Merkel, Almanya'da yaşayan Türklerden birçoğunun hala, "Nereye aidim?" sorusunu sorduğunu belirten DW Baş Editörü Ines Pohl‘ün, "Bunun nedeni partiniz Hristiyan Demokrat Birlik'in Almanya'nın bir göç ülkesi olduğunu hala kabul etmemesi olabilir mi?" sorusuna şu yanıtı verdi:
"Türkiye'den buraya gelenlerin misafir işçi olduğunu söylediğimiz dönemler çoktan geride kaldı. Alman vatandaşlığına geçmelerinin önü açık ve bunu yaptıklarında Türk kökenliler de tıpkı yüzyıllardır aileleriyle burada yaşayan diğerleri gibi Alman vatandaşıdır. Uzun yıllardır burada yaşayan ve Alman vatandaşlığına geçmemiş olanlara da ülkemizin refahına katkı sağladıklarını ve bu nedenle de yasalara uymaları halinde ülkemize ait olduklarını söylüyorum. Bizi şu an endişelendiren, Türkiye'den farklı grupların kısmen birbirlerini karşılıklı olarak ihbar etmeleri ve belki de gözetlemeleri. Bunu istemiyoruz. Türkiye'den anlaşmazlıkların Almanya'ya getirilmesini istemiyoruz ve buradaki bütün grupların barışçıl ve taciz edilmeksizin yaşayabilmelerine dikkat edeceğiz."
Merkel bunu tam olarak nasıl yapacakları yönündeki soruya ise "Tüm vakaları takip etmek, izlendiğini hisseden vatandaşları bunu bildirmeleri için cesaretlendirmek ve bunu yapan kişi ya da kaynakların üzerine kararlı biçimde gidilmesi suretiyle" yanıtını verdi.
Kuzey Kore konusunda ABD ile fikir ayrılığı
ABD Başkanı Donald Trump'ın BM'de yaptığı konuşmada Kuzey Kore lideri Kim Jong-un'un geri adım atmaması halinde Kuzey Kore'yi yok etme tehdinin sorulması üzerine Merkel, böylesine tehditlere karşı olduğunu söyledi. Merkel, "Hem kendi adıma hem de federal hükümet adına şunu söylemek zorundayım: Her türlü askeri çözümü tamamen mantıksız buluyor ve diplomatik çabalara önem veriyoruz. Bu kesinlikle ilerletilmek zorunda. Benim bakış açıma göre yaptırımlar ve bu yaptırımların hayata geçirilmesi doğru yanıt. Kuzey Kore konusunda bunun dışındaki her şeyi yanlış buluyorum. Bu nedenle bu konuda ABD Başkanı ile belirgin bir fikir ayrılığı var" dedi.
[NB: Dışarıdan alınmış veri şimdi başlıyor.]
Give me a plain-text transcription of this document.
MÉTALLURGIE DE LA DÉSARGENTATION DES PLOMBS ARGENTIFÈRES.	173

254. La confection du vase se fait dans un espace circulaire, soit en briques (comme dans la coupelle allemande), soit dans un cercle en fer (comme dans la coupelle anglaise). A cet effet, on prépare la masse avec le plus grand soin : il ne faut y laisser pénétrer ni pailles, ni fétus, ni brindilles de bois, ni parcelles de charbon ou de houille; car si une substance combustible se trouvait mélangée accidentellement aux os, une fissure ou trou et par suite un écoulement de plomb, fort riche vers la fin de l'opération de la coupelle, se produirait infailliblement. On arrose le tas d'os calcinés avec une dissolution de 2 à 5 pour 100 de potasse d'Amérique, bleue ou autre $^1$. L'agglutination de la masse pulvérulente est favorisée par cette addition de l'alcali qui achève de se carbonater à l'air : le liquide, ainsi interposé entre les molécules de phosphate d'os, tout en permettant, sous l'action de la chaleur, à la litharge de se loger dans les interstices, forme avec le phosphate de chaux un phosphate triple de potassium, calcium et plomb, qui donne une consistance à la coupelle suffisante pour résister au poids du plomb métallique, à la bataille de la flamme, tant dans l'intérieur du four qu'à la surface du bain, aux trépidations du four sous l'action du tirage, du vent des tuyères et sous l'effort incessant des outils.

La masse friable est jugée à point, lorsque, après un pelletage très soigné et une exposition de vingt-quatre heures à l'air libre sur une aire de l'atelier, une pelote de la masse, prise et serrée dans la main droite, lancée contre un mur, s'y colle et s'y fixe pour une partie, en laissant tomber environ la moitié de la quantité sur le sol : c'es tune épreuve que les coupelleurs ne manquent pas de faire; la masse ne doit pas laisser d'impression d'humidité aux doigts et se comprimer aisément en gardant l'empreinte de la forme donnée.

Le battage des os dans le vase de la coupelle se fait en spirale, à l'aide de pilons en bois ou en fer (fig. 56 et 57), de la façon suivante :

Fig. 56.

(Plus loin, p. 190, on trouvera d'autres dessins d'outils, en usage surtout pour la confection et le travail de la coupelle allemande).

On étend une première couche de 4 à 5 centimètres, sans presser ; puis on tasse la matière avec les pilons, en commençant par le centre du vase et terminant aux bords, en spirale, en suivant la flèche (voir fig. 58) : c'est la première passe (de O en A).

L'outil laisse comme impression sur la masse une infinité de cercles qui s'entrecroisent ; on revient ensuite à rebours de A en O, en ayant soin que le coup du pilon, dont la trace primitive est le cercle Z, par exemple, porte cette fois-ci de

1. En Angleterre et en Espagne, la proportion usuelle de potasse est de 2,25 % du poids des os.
Merkel Kuzey Kore ile yaşanan sorunda arabuluculuk yapıp yapmadığı konusundaki soruya ise, "Kuzey Kore Almanya'ya yer açısından çok uzak olmasına rağmen sorun bizi de ilgilendiriyor. Bu nedenle de hem ben, hem de Dışişleri Bakanımız bu konuda sorumluluk almaya hazırız" yanıtını verdi.
"İran ile anlaşma doğru"
İran'la nükleer faaliyetleri nedeniyle imzalanan anlaşmaya da değinen Merkel, "Bu anlaşmayı doğru buluyorum, ortada hiçbir anlaşma olmamasındansa, bu anlaşmanın olması iyi. Biz bu süreçteki müzakerelere de katıldık. Uzun yıllar sürdü ama sonuçta İran'ın nükleer silahlanma olasılığının sınırlandırılmasıyla sonuçlandı" dedi.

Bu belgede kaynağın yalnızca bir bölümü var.